Pour ce qui est du classement africain global, l’hebdomadaire signale qu’il n’y a pas eu de surprise puisque «les groupes sud-africains historiques, des filiales de multinationales et des groupes publics liés au pétrole le plus souvent, sont les plus nombreux dans les 200 premières places». Les analyses contenues dans le document laissent entrevoir aussi qu’à l’avenir, quelques secteurs-clés seront amenés à peser davantage dans ce classement : la construction, dopée par un incroyable boom des infrastructures et de l’immobilier d’habitation ; les biens de consommation, portés par l’émergence de la classe moyenne ; l’agriculture moderne et l’agroalimentaire ainsi que le secteur financier.

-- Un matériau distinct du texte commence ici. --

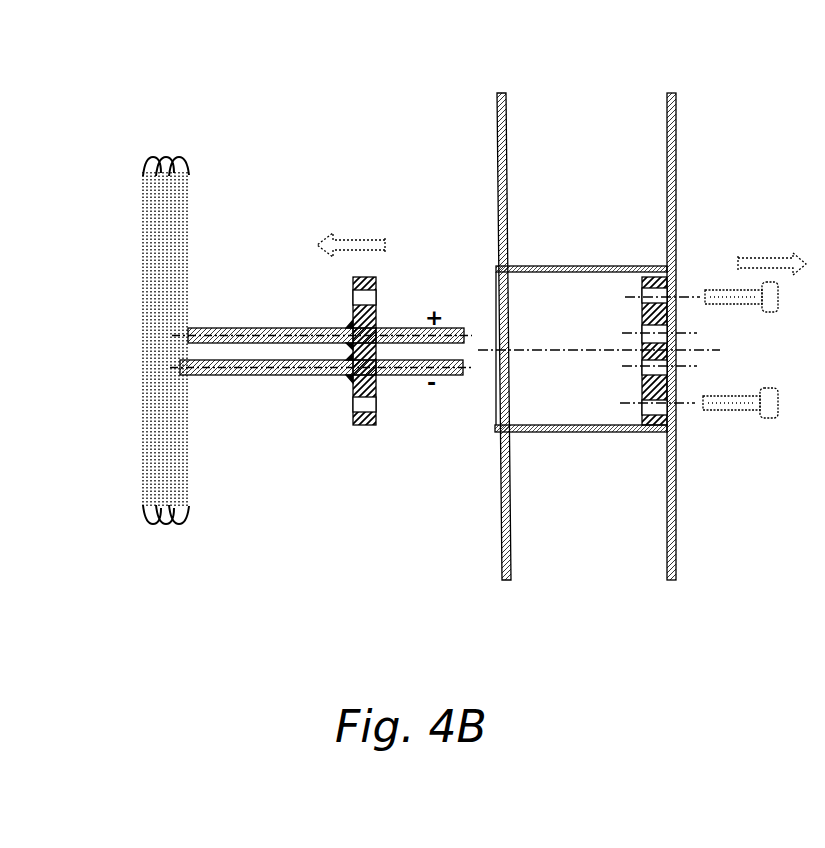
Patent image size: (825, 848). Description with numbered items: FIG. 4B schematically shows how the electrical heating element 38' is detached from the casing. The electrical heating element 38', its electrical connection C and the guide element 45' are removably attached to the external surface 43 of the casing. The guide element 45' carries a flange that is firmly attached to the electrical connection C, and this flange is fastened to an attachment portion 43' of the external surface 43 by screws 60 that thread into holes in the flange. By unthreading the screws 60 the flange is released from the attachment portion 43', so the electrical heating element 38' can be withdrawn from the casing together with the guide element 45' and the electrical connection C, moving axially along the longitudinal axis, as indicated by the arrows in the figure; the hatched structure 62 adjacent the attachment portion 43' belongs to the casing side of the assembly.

The electrical heating element 38' is at (163, 398).
The guide element 45' is at (367, 295).
The external surface 43 is at (606, 319).
The attachment portion 43' is at (650, 297).
The screws 60 is at (715, 295).
The housing box 62 is at (577, 432).
The electrical connection C is at (283, 393).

Par ailleurs, les grandes évolutions du classement sont résumées par l’hebdomadaire, qui signale que «les entreprises pétrolières, qui réalisent 23,7% du chiffre d’affaires total du top 500, ont été confrontées en 2012 à une stagnation du prix des hydrocarbures après des années de très forte hausse, ce qui a fortement limité la progression de leurs revenus. Le même schéma vaut aussi pour les grands groupes miniers», estime Jeune Afrique, qui souligne par ailleurs que l’évolution des géants des télécoms est de plus en plus préoccupante. Sur les 500 entreprises du classement, 47 affichent des pertes contre 41 en 2011 et 29 en 2010.